Roll Pastuch Preisstrategie

In einem ersten Schritt sollte das Zielsystem der Strategie geklärt werden. Hier geht es in erster Linie darum, wie die konkurrierenden Ziele Umsatz und Gewinn zueinander zu gewichten sind. Eine sehr stark gewinnoptimierende Strategie kann beispielsweise dazu führen, dass der Umsatz zurückgeht oder nur noch eingeschränkt wächst.

Daraus lässt sich in einem zweiten Schritt die strategische Positionierung von Produkten und Marken in den Märkten definieren: Ist das Unternehmen eher ein Premiumanbieter oder strebt es die Kostenführerschaft im relevanten Wettbewerb an?

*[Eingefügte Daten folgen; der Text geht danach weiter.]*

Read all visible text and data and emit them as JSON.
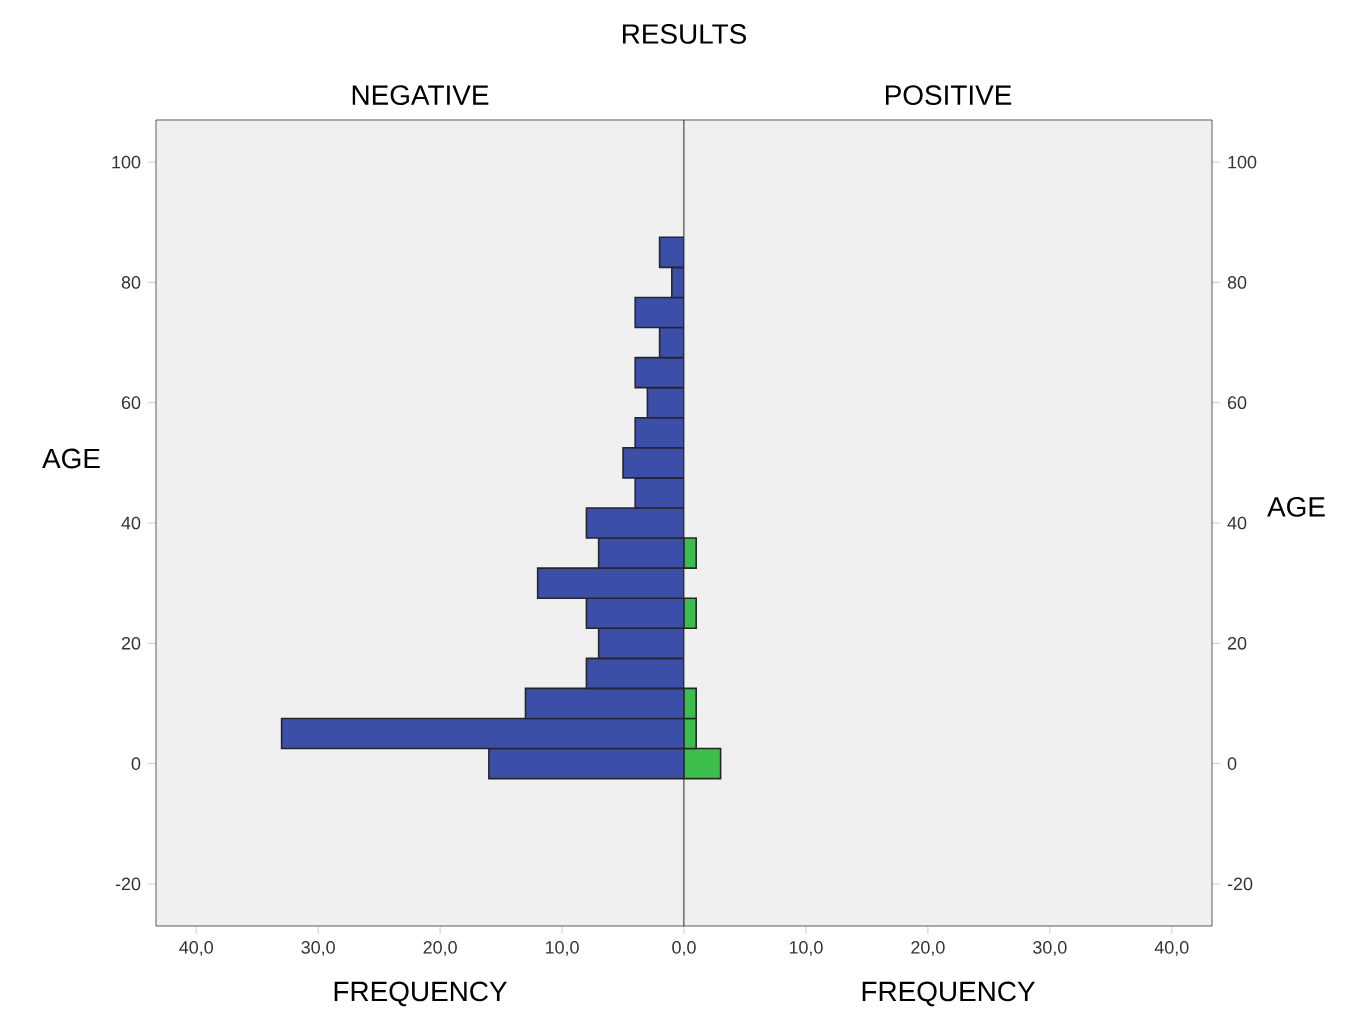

Drittens sollte das Geschäftsmodell klar festgelegt und die Frage beantwortet werden, mit welchen Produkten und Services das Geld verdient werden soll.

Viertens gilt es, das Wettbewerbsverhalten in der eigenen Pricing-Initiative zu berücksichtigen: Ist das eigene Unternehmen eher ein Preisführer oder ein Preisfolger? Eine unklare Rollenverteilung aufgrund mangelnder Kenntnis des Wettbewerbs bringt die Gefahr eines Preiskrieges mit sich.

Die Auseinandersetzung mit den verschiedenen Strategiedimensionen bildet die Grundlage für die Definition einer Preisstrategie und damit für die Erreichung der Unternehmensziele. Beispiele für konkrete Preisstrategien sind das Skimming und Penetration Pricing oder das Subscription Pricing.